In de jaren 70 groeide de ontevredenheid onder de bevolking over de corruptie en repressie van het regime van Somoza Debayle. Dit leidde tot grootschalige protesten en uiteindelijk tot een gewapende opstand tegen zijn bewind. De Sandinistische Nationale Bevrijdingsfront (FSLN), een marxistische guerrillabeweging, speelde een belangrijke rol in de strijd tegen Somoza’s regime.

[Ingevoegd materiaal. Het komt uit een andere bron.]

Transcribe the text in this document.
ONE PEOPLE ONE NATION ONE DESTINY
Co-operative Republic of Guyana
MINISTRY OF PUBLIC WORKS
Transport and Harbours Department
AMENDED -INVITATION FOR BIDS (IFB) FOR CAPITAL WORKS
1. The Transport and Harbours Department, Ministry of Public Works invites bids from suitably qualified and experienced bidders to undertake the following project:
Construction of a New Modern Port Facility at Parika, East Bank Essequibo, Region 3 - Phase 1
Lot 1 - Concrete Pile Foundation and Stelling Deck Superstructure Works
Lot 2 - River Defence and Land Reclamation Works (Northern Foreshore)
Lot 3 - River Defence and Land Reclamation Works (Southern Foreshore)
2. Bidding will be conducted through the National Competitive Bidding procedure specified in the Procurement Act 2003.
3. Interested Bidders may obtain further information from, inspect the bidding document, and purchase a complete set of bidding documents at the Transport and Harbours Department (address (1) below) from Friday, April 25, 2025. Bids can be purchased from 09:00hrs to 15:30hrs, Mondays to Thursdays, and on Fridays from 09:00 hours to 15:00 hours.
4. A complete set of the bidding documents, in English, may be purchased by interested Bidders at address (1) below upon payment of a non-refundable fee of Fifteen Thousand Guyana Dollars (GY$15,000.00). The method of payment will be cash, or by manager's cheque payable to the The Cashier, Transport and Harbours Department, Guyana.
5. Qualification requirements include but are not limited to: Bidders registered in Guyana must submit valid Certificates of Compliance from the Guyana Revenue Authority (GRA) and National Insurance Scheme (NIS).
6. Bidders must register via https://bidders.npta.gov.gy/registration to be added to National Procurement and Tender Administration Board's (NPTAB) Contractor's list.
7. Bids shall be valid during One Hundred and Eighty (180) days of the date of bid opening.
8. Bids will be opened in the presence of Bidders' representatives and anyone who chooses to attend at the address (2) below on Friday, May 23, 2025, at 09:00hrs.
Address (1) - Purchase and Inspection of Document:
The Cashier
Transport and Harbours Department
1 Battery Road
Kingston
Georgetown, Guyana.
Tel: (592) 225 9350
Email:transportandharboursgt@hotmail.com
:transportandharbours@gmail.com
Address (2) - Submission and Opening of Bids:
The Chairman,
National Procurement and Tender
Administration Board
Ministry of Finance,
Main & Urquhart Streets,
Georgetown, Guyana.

In juli 1979 werd de hoofdstad Managua ingenomen door de rebellen, waarna Somoza Debayle gedwongen werd af te treden en het land te ontvluchten. De FSLN vormde een nieuwe regering en begon met het doorvoeren van hervormingen om Nicaragua te transformeren tot een socialistische staat.
De val van Somoza Debayle betekende het einde van de decennialange heerschappij van de Somoza-familie over Nicaragua. Hoewel de revolutie aanvankelijk op veel steun kon rekenen, leidde het uiteindelijk tot een burgeroorlog en een langdurige periode van politieke instabiliteit in het land.
Deze gebeurtenissen hebben diepgaande gevolgen gehad voor Nicaragua en hebben het politieke landschap van het land ingrijpend veranderd. Het is een belangrijk hoofdstuk in de geschiedenis van het land en heeft nog steeds invloed op de politiek en samenleving van Nicaragua tot op de dag van vandaag.